Thomas de Mareuil - June 2020
This notebook presents how to use the totalsat package. For more details, do not hesitate to take a look at the code or documentation (automatically generated - code is better).
# notebook imports
import os
import sys
import numpy as np
import geopandas as gpd
import matplotlib.pyplot as plt
import rasterio
from rasterio import plot
import shapely
import warnings
from IPython.display import Image, Video
import matplotlib.image
import pandas as pd
import folium
from folium import IFrame
from folium.plugins import MarkerCluster
from shapely.geometry import Polygon, Point
import pickle
warnings.filterwarnings("ignore")
# totalsat imports
sys.path.insert(0, '../..') # move to parent directory twice
from totalsat import sat_download, sat_preprocess, sat_tools
The totalsat library contains (for now) 3 modules: sat_download, sat_preprocess and sat_tools (utils module). We present in this notebook several examples and use cases.
totalsat connects to Google Earth Engine to browse through public image collections. For now, you can access images provided by Landsat 5, 7 and 8 (Tier 1 and Tier 2 quality) and by Sentinel-2 (Level 1-C TOA and Level 2-A BOA). You can check image availability based on a list of criteria, passed as a Python dictionary.
Criteria can include:
Several other options are available, make sure you read the documentation or directly the code function for details.
inputs = {'sat_list': ['S2', 'L8'],
'dates': ['2020-06-21','2020-07-01'],
'point': [-0.983083, 44.288250],
'radius': 5,
'max_cloud_cover': 5,
'filepath': '../../trees/data',
'sitename': 'demeter_demo',
'max_size': 256,
'include_T2': False,
'merge': True
}
im_dict_T1, im_dict_T2 = sat_download.check_images_available(inputs);
Your area of interest will be split into smaller image areas to fit max_size requirements. Searching for images on the GEE server... - In Landsat Tier 1 & Sentinel-2 Level-1C / Level 2-A: S2: 16 image(s) L8: 0 image(s) Total: 16 image(s) selected.
With another function, we can plot the requested area on an interactive folium map. The layer control toggle allows to switch from map to satellite view and to visualize the area split.

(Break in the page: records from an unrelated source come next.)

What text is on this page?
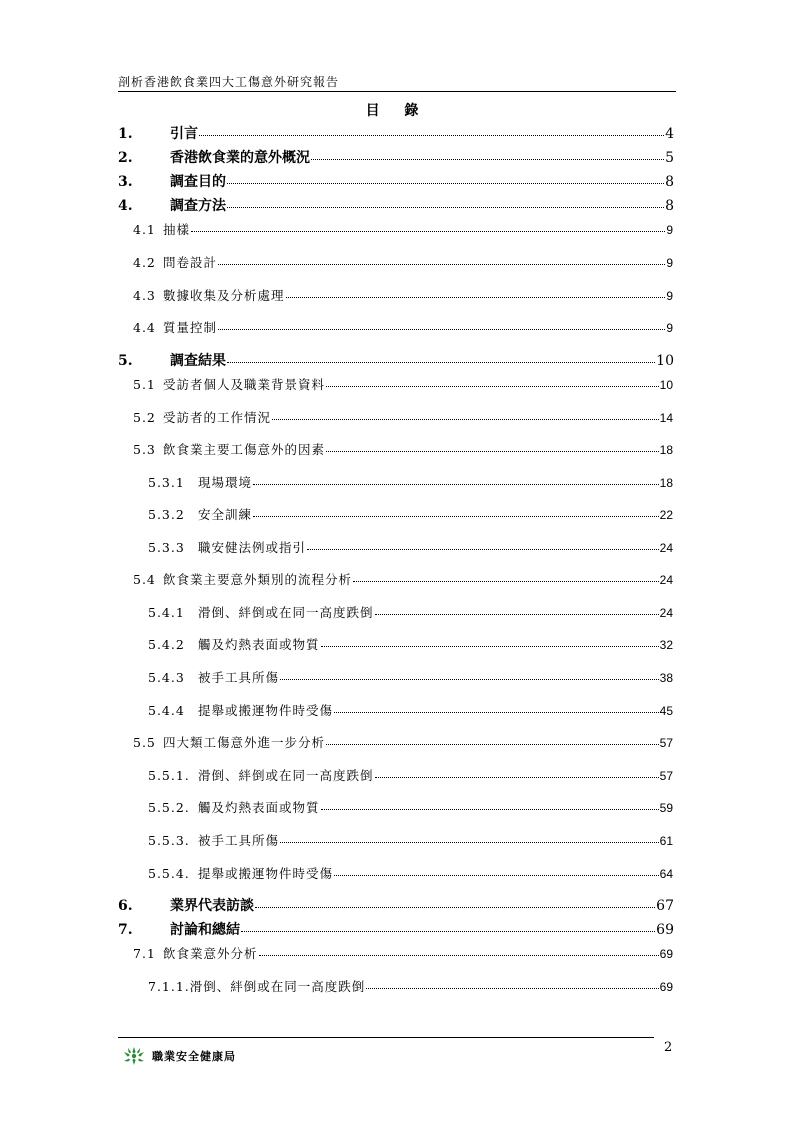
剖析香港飲食業四大工傷意外研究報告
目 錄
1.	引言	4
2.	香港飲食業的意外概況	5
3.	調查目的	8
4.	調查方法	8
4.1 抽樣	9
4.2 問卷設計	9
4.3 數據收集及分析處理	9
4.4 質量控制	9
5.	調查結果	10
5.1 受訪者個人及職業背景資料	10
5.2 受訪者的工作情況	14
5.3 飲食業主要工傷意外的因素	18
5.3.1	現場環境	18
5.3.2	安全訓練	22
5.3.3	職安健法例或指引	24
5.4 飲食業主要意外類別的流程分析	24
5.4.1	滑倒、絆倒或在同一高度跌倒	24
5.4.2	觸及灼熱表面或物質	32
5.4.3	被手工具所傷	38
5.4.4	提舉或搬運物件時受傷	45
5.5 四大類工傷意外進一步分析	57
5.5.1. 滑倒、絆倒或在同一高度跌倒	57
5.5.2. 觸及灼熱表面或物質	59
5.5.3. 被手工具所傷	61
5.5.4. 提舉或搬運物件時受傷	64
6.	業界代表訪談	67
7.	討論和總結	69
7.1 飲食業意外分析	69
7.1.1. 滑倒、絆倒或在同一高度跌倒	69
2
職業安全健康局
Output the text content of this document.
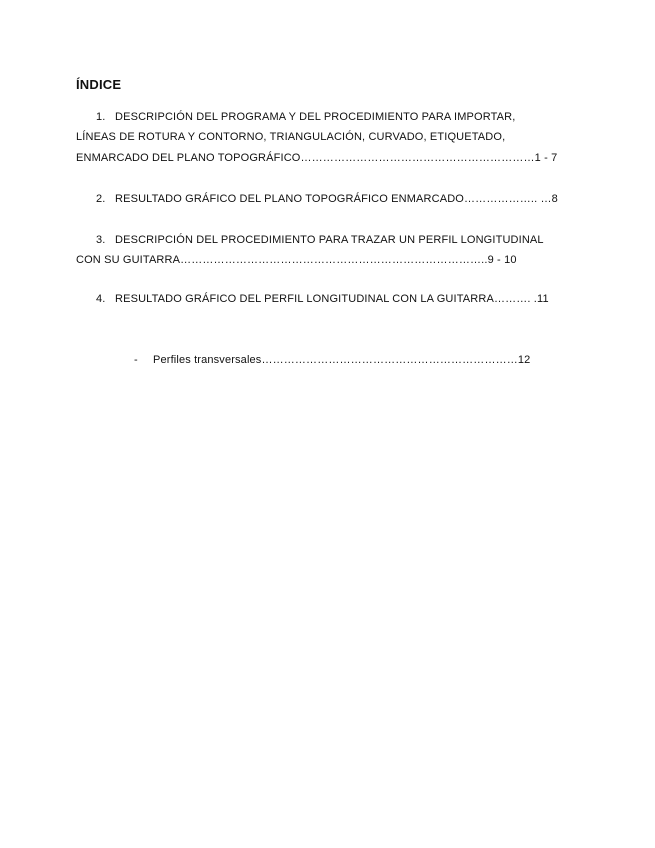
ÍNDICE
1. DESCRIPCIÓN DEL PROGRAMA Y DEL PROCEDIMIENTO PARA IMPORTAR,
LÍNEAS DE ROTURA Y CONTORNO, TRIANGULACIÓN, CURVADO, ETIQUETADO,
ENMARCADO DEL PLANO TOPOGRÁFICO………………………………………………………1 - 7
2. RESULTADO GRÁFICO DEL PLANO TOPOGRÁFICO ENMARCADO……………….. …8
3. DESCRIPCIÓN DEL PROCEDIMIENTO PARA TRAZAR UN PERFIL LONGITUDINAL
CON SU GUITARRA………………………………………………………………………..9 - 10
4. RESULTADO GRÁFICO DEL PERFIL LONGITUDINAL CON LA GUITARRA………. .11
- Perfiles transversales……………………………………………………………12
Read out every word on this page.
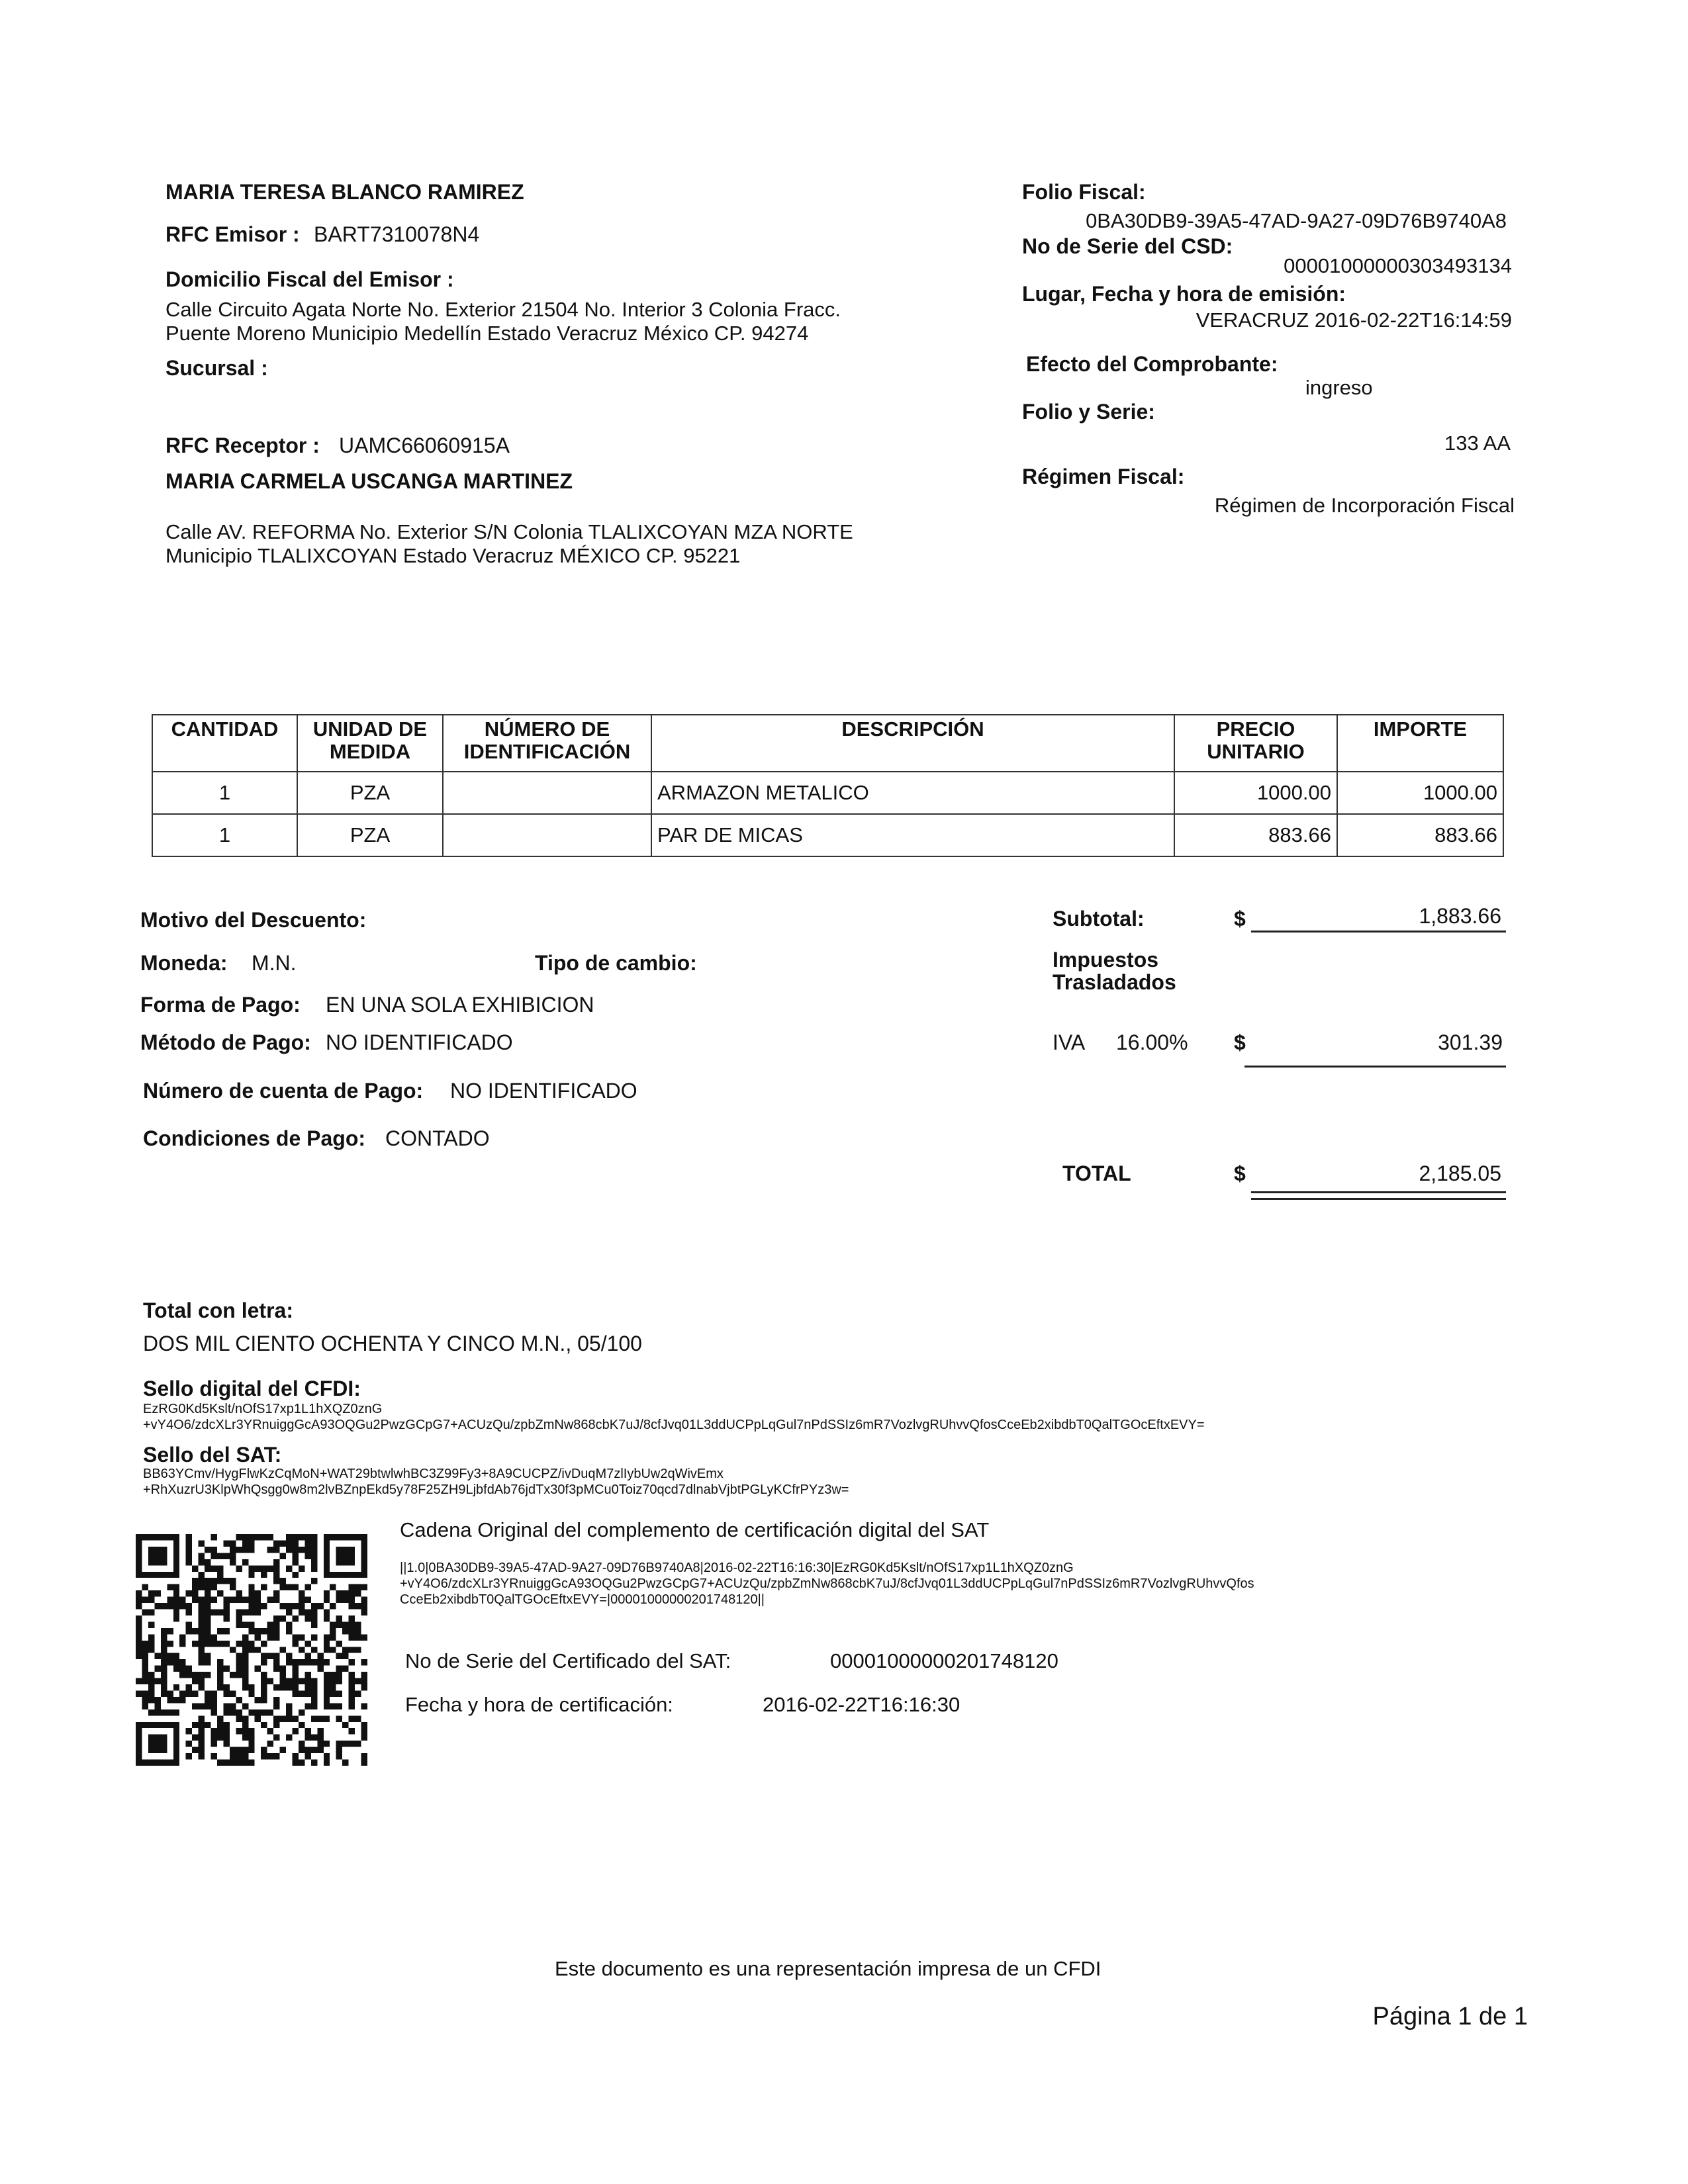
MARIA TERESA BLANCO RAMIREZ
RFC Emisor : BART7310078N4
Domicilio Fiscal del Emisor :
Calle Circuito Agata Norte No. Exterior 21504 No. Interior 3 Colonia Fracc.
Puente Moreno Municipio Medellín Estado Veracruz México CP. 94274
Sucursal :
RFC Receptor : UAMC66060915A
MARIA CARMELA USCANGA MARTINEZ
Calle AV. REFORMA No. Exterior S/N Colonia TLALIXCOYAN MZA NORTE
Municipio TLALIXCOYAN Estado Veracruz MÉXICO CP. 95221
Folio Fiscal:
0BA30DB9-39A5-47AD-9A27-09D76B9740A8
No de Serie del CSD:
00001000000303493134
Lugar, Fecha y hora de emisión:
VERACRUZ 2016-02-22T16:14:59
Efecto del Comprobante:
ingreso
Folio y Serie:
133 AA
Régimen Fiscal:
Régimen de Incorporación Fiscal
CANTIDAD	UNIDAD DE MEDIDA	NÚMERO DE IDENTIFICACIÓN	DESCRIPCIÓN	PRECIO UNITARIO	IMPORTE
1	PZA		ARMAZON METALICO	1000.00	1000.00
1	PZA		PAR DE MICAS	883.66	883.66
Motivo del Descuento:
Moneda: M.N.	Tipo de cambio:
Forma de Pago: EN UNA SOLA EXHIBICION
Método de Pago: NO IDENTIFICADO
Número de cuenta de Pago: NO IDENTIFICADO
Condiciones de Pago: CONTADO
Subtotal:	$	1,883.66
Impuestos
Trasladados
IVA 16.00% $	301.39
TOTAL	$	2,185.05
Total con letra:
DOS MIL CIENTO OCHENTA Y CINCO M.N., 05/100
Sello digital del CFDI:
EzRG0Kd5Kslt/nOfS17xp1L1hXQZ0znG
+vY4O6/zdcXLr3YRnuiggGcA93OQGu2PwzGCpG7+ACUzQu/zpbZmNw868cbK7uJ/8cfJvq01L3ddUCPpLqGul7nPdSSIz6mR7VozlvgRUhvvQfosCceEb2xibdbT0QalTGOcEftxEVY=
Sello del SAT:
BB63YCmv/HygFlwKzCqMoN+WAT29btwlwhBC3Z99Fy3+8A9CUCPZ/ivDuqM7zlIybUw2qWivEmx
+RhXuzrU3KlpWhQsgg0w8m2lvBZnpEkd5y78F25ZH9LjbfdAb76jdTx30f3pMCu0Toiz70qcd7dlnabVjbtPGLyKCfrPYz3w=
Cadena Original del complemento de certificación digital del SAT
||1.0|0BA30DB9-39A5-47AD-9A27-09D76B9740A8|2016-02-22T16:16:30|EzRG0Kd5Kslt/nOfS17xp1L1hXQZ0znG
+vY4O6/zdcXLr3YRnuiggGcA93OQGu2PwzGCpG7+ACUzQu/zpbZmNw868cbK7uJ/8cfJvq01L3ddUCPpLqGul7nPdSSIz6mR7VozlvgRUhvvQfos
CceEb2xibdbT0QalTGOcEftxEVY=|00001000000201748120||
No de Serie del Certificado del SAT:	00001000000201748120
Fecha y hora de certificación:	2016-02-22T16:16:30
Este documento es una representación impresa de un CFDI
Página 1 de 1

sat_download.plot_requested_area(inputs)
The satellite images come with several spectral bands (13 for Sentinel-2, 9 for Landsat), in resolutions from 10m to 60m per pixel, as described below:
You can use the retrieve_images() function to download images under the defined area of interest and save them as georeferenced .tif files (+ metadata in .txt files, in a separate folder). 1 folder will be created per satellite, under a specified project name (sitename) and path (filepath). The output of the function in the notebook is a dictionary containing the metadata of each downloaded image.
If you specify merge=True, the function also automatically removes potential image duplicates and merges overlapping images (if your area of interest is under 2 different satellite passes). Careful not to set this option when you limit image size, i.e. when you split a large satellite image into several smaller tiles - as tiles are taken from the same image, they could be merged together...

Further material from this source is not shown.